Friday, May 26, 2023

Blood lipids

Lipids are fat-like substances found in human blood and body tissues. Human body needs small amounts of lipids to work normally.

Cholesterol, triglycerides, and high-density lipoproteins are important constituents of the blood lipids fraction of the human body.

Cholesterol is an unsaturated alcohol of the steroid family of compounds; it is essential for the normal function of all animal cells and is a fundamental element of their cell membranes. Cholesterol is a fatty substance produced by the liver and carried by the blood to supply material for cell walls and hormones. It is also a precursor of various critical substances such as adrenal and gonadal steroid hormones and bile acids.
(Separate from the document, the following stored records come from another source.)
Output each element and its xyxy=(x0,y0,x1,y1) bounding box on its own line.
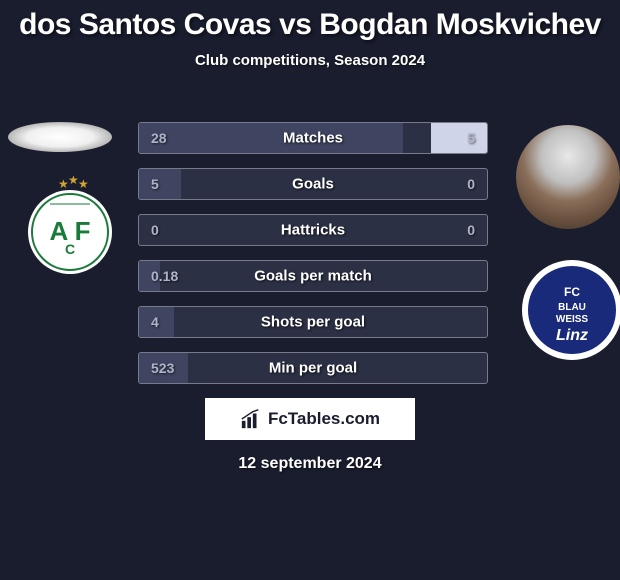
stat-row: 523 Min per goal xyxy=(138,352,488,384)
svg-text:C: C xyxy=(65,241,75,257)
stat-label: Goals per match xyxy=(254,268,372,285)
stat-value-right: 0 xyxy=(467,222,475,238)
branding-text: FcTables.com xyxy=(268,409,380,429)
svg-text:Linz: Linz xyxy=(556,327,588,344)
stat-row: 0 Hattricks 0 xyxy=(138,214,488,246)
stat-row: 5 Goals 0 xyxy=(138,168,488,200)
stat-row: 0.18 Goals per match xyxy=(138,260,488,292)
stat-value-right: 5 xyxy=(467,130,475,146)
stat-label: Hattricks xyxy=(281,222,345,239)
stats-container: 28 Matches 5 5 Goals 0 0 Hattricks 0 0.18 Goals pe… xyxy=(138,122,488,398)
stat-bar-left xyxy=(139,123,403,153)
player-right-club-badge: FC BLAU WEISS Linz xyxy=(520,258,620,362)
comparison-date: 12 september 2024 xyxy=(238,455,381,473)
stat-value-left: 0 xyxy=(151,222,159,238)
stat-label: Matches xyxy=(283,130,343,147)
stat-value-left: 4 xyxy=(151,314,159,330)
stat-bar-right xyxy=(431,123,487,153)
svg-text:BLAU: BLAU xyxy=(558,302,586,313)
comparison-subtitle: Club competitions, Season 2024 xyxy=(0,52,620,69)
stat-value-left: 0.18 xyxy=(151,268,178,284)
stat-row: 28 Matches 5 xyxy=(138,122,488,154)
stat-label: Shots per goal xyxy=(261,314,365,331)
player-left-club-badge: A F C ★ ★ ★ xyxy=(20,176,120,276)
comparison-title: dos Santos Covas vs Bogdan Moskvichev xyxy=(0,0,620,42)
stat-bar-left xyxy=(139,169,181,199)
svg-text:FC: FC xyxy=(564,285,580,299)
stat-value-left: 28 xyxy=(151,130,167,146)
stat-label: Min per goal xyxy=(269,360,357,377)
svg-text:★: ★ xyxy=(78,177,89,191)
stat-row: 4 Shots per goal xyxy=(138,306,488,338)
stat-value-left: 5 xyxy=(151,176,159,192)
chart-icon xyxy=(240,408,262,430)
player-right-avatar xyxy=(516,125,620,229)
stat-value-right: 0 xyxy=(467,176,475,192)
svg-text:WEISS: WEISS xyxy=(556,314,589,325)
branding-badge: FcTables.com xyxy=(205,398,415,440)
stat-label: Goals xyxy=(292,176,334,193)
player-left-avatar xyxy=(8,122,112,152)
stat-value-left: 523 xyxy=(151,360,174,376)
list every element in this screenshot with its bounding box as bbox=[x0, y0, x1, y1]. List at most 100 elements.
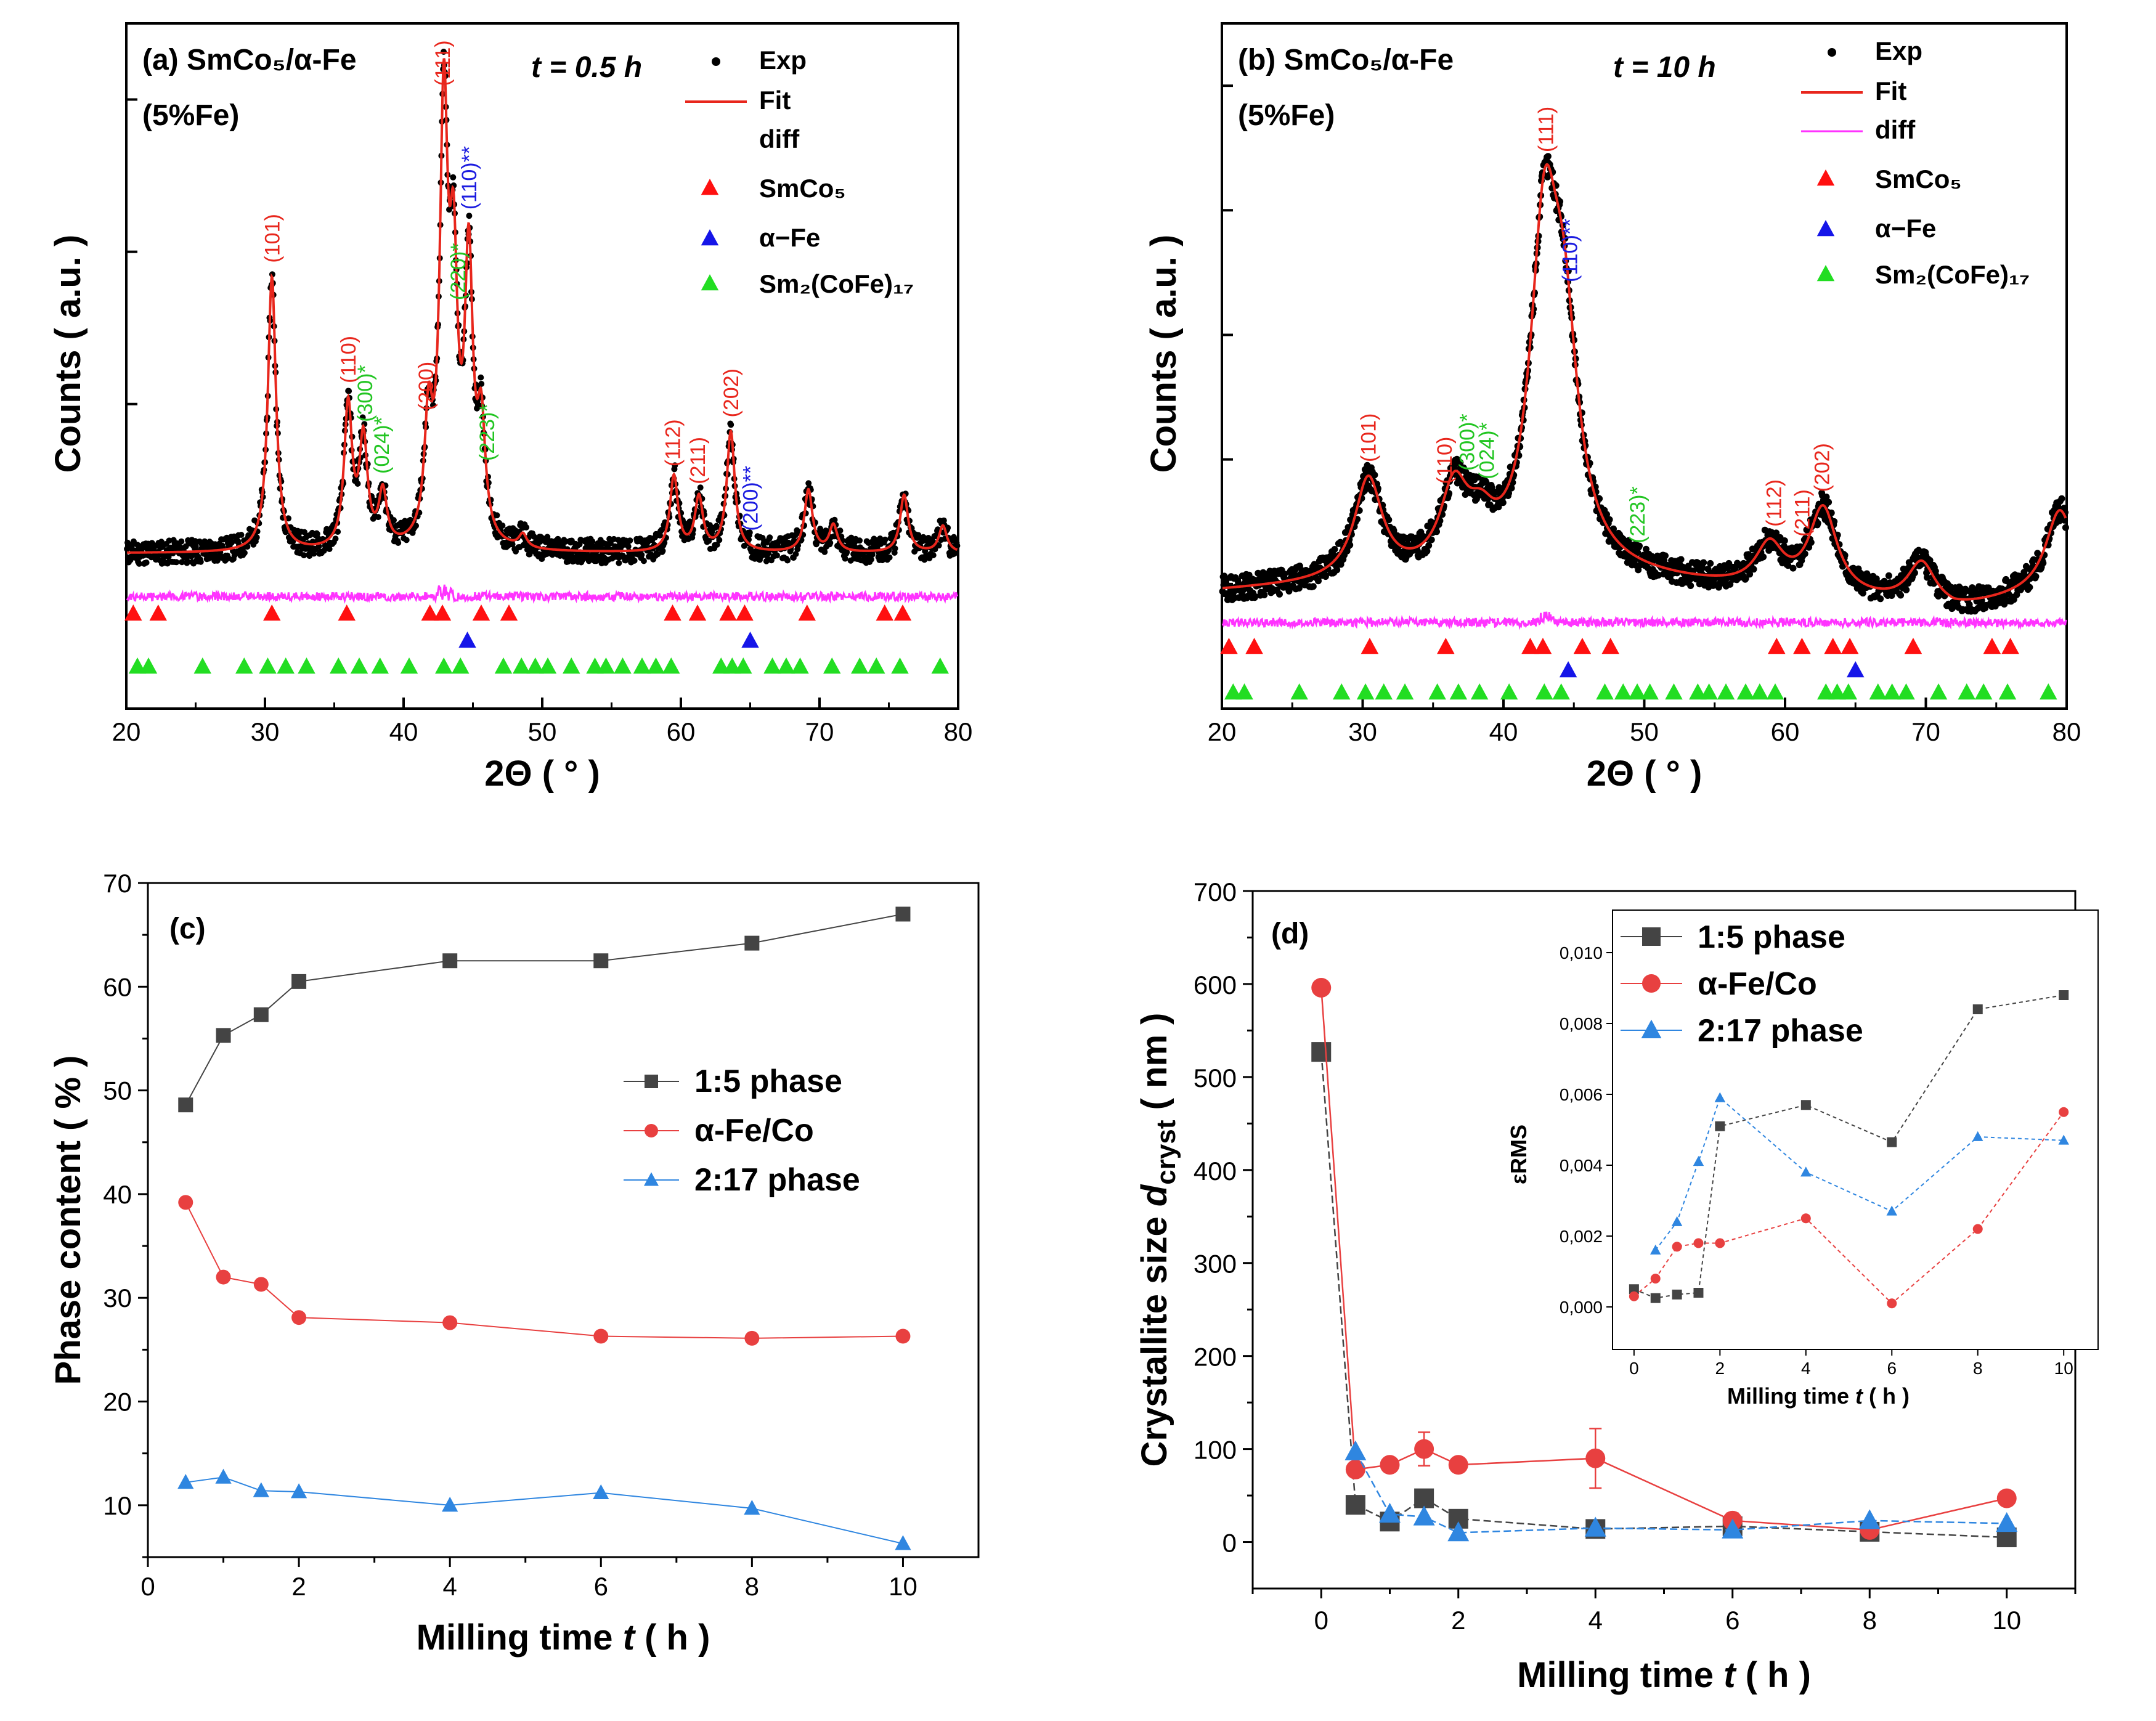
b-reflection-marker bbox=[1751, 683, 1769, 700]
b-reflection-marker bbox=[1559, 661, 1577, 678]
b-reflection-marker bbox=[1641, 683, 1659, 700]
b-reflection-marker bbox=[1449, 683, 1468, 700]
d-inset-x-axis-label: Milling time t ( h ) bbox=[1727, 1383, 1910, 1409]
b-peak-label: (101) bbox=[1357, 413, 1381, 462]
d-x-axis-label-text: Milling time bbox=[1517, 1655, 1723, 1695]
d-x-axis-label-var: t bbox=[1723, 1655, 1737, 1695]
b-panel-label: (b) SmCo₅/α-Fe bbox=[1238, 44, 1454, 76]
a-xtick-label-20: 20 bbox=[112, 717, 141, 746]
c-data-point bbox=[442, 1497, 458, 1512]
d-inset-data-point bbox=[1715, 1238, 1725, 1248]
d-inset-data-point bbox=[1671, 1216, 1683, 1226]
b-reflection-marker bbox=[1220, 638, 1238, 654]
d-inset-ytick-label: 0,000 bbox=[1560, 1298, 1603, 1317]
c-data-point bbox=[178, 1097, 193, 1113]
d-data-point bbox=[1858, 1509, 1881, 1529]
b-reflection-marker bbox=[1828, 683, 1846, 700]
a-reflection-marker bbox=[798, 604, 816, 621]
b-reflection-marker bbox=[1534, 638, 1552, 654]
a-reflection-marker bbox=[586, 657, 604, 674]
b-peak-label: (111) bbox=[1535, 107, 1558, 152]
b-reflection-marker bbox=[1375, 683, 1393, 700]
d-data-point bbox=[1311, 977, 1332, 998]
b-reflection-marker bbox=[1768, 638, 1786, 654]
b-reflection-marker bbox=[1573, 638, 1592, 654]
a-legend-entry: SmCo₅ bbox=[759, 174, 846, 203]
d-inset-data-point bbox=[1650, 1274, 1661, 1284]
a-reflection-marker bbox=[614, 657, 632, 674]
c-panel-label: (c) bbox=[169, 913, 206, 945]
d-inset-xtick-label: 8 bbox=[1973, 1359, 1983, 1378]
b-xtick-label-40: 40 bbox=[1489, 717, 1518, 746]
a-peak-label: (110)** bbox=[458, 146, 481, 210]
c-data-point bbox=[593, 1328, 609, 1344]
b-reflection-marker bbox=[1974, 683, 1993, 700]
c-data-point bbox=[744, 1500, 760, 1515]
b-peak-label: (300)* bbox=[1456, 413, 1479, 471]
d-data-point bbox=[1413, 1505, 1435, 1526]
a-reflection-marker bbox=[734, 657, 752, 674]
a-reflection-marker bbox=[647, 657, 665, 674]
panel-b-xrd: 20 30 40 50 60 70 80 2Θ ( ° ) Counts ( a.u. ) (10… bbox=[1144, 22, 2081, 794]
panel-c-phase-content: 0 2 4 6 8 10 10 20 30 40 50 60 70 Milling time t ( h … bbox=[48, 869, 980, 1658]
d-inset-data-point bbox=[1972, 1131, 1983, 1141]
c-ytick-label: 50 bbox=[103, 1076, 132, 1105]
d-xtick-label: 10 bbox=[1992, 1606, 2021, 1635]
a-legend-exp-symbol bbox=[712, 57, 720, 66]
d-ytick-label: 600 bbox=[1194, 970, 1237, 999]
d-ytick-label: 0 bbox=[1222, 1529, 1237, 1558]
c-data-point bbox=[744, 1330, 760, 1346]
b-peak-label: (211) bbox=[1791, 489, 1814, 537]
a-reflection-marker bbox=[277, 657, 295, 674]
b-peak-label: (223)* bbox=[1626, 486, 1650, 543]
b-legend-entry: SmCo₅ bbox=[1875, 165, 1962, 193]
c-data-point bbox=[442, 1315, 458, 1330]
a-reflection-marker bbox=[791, 657, 809, 674]
b-xtick-label-50: 50 bbox=[1630, 717, 1659, 746]
d-inset-xtick-label: 2 bbox=[1715, 1359, 1725, 1378]
a-reflection-marker bbox=[193, 657, 211, 674]
c-legend-entry: α-Fe/Co bbox=[694, 1113, 814, 1149]
d-inset-data-point bbox=[1887, 1298, 1897, 1309]
b-xtick-label-60: 60 bbox=[1771, 717, 1800, 746]
c-frame bbox=[147, 882, 980, 1558]
a-reflection-marker bbox=[513, 657, 531, 674]
c-x-axis-label-text: Milling time bbox=[417, 1617, 623, 1658]
d-ytick-label: 100 bbox=[1194, 1436, 1237, 1465]
a-xtick-label-40: 40 bbox=[389, 717, 418, 746]
a-reflection-marker bbox=[458, 632, 476, 648]
d-inset-y-axis-label: εRMS bbox=[1506, 1125, 1531, 1184]
d-inset-data-point bbox=[1972, 1004, 1983, 1014]
d-xtick-label: 8 bbox=[1863, 1606, 1877, 1635]
d-inset-data-point bbox=[1714, 1092, 1726, 1102]
b-reflection-marker bbox=[1356, 683, 1375, 700]
d-legend-entry: α-Fe/Co bbox=[1698, 966, 1817, 1002]
c-ytick-label: 70 bbox=[103, 869, 132, 898]
d-y-axis-label-sub: cryst bbox=[1151, 1120, 1181, 1185]
c-legend-symbol bbox=[643, 1172, 659, 1186]
d-y-axis-label-unit: ( nm ) bbox=[1134, 1013, 1174, 1120]
b-reflection-marker bbox=[1614, 683, 1632, 700]
a-reflection-marker bbox=[139, 657, 158, 674]
b-reflection-marker bbox=[1689, 683, 1707, 700]
a-legend-entry: diff bbox=[759, 124, 800, 153]
d-inset-data-point bbox=[2059, 990, 2069, 1000]
c-data-point bbox=[744, 935, 760, 951]
d-inset-series-line bbox=[1654, 1097, 2064, 1251]
d-data-point bbox=[1996, 1488, 2017, 1508]
a-peak-label: (101) bbox=[261, 214, 284, 262]
a-legend-2-17-symbol bbox=[701, 274, 719, 291]
d-inset-xtick-label: 6 bbox=[1887, 1359, 1897, 1378]
d-data-point bbox=[1584, 1516, 1606, 1537]
a-reflection-marker bbox=[298, 657, 315, 674]
a-reflection-marker bbox=[633, 657, 651, 674]
b-peak-label: (202) bbox=[1810, 443, 1834, 492]
a-reflection-marker bbox=[124, 604, 142, 621]
a-reflection-marker bbox=[452, 657, 470, 674]
a-legend-entry: Sm₂(CoFe)₁₇ bbox=[759, 269, 914, 298]
d-inset-data-point bbox=[1693, 1156, 1704, 1166]
b-legend-exp-symbol bbox=[1828, 48, 1836, 57]
b-reflection-marker bbox=[1904, 638, 1922, 654]
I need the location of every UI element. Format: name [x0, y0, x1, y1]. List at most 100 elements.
Cholesterol is a type of fat, and fats can’t travel in the blood on their own. They need to be attached to proteins. Lipoproteins are little parcels made of fats and proteins that carry fats around the body. Lipid is another name for fat, so ‘lipoprotein’ means fat plus protein.

In the human bloodstream, triglycerides play an important role in metabolism as an energy source and in helping to transfer dietary fat throughout the body. They contain more than twice as much energy as carbohydrates, the other major source of energy in the diet.

When eating, human body converts any calories it does not need to use right away into triglycerides, which are stored in body fat cells. When body need energy between meals, hormones trigger the release of some of these stored triglycerides back into the bloodstream.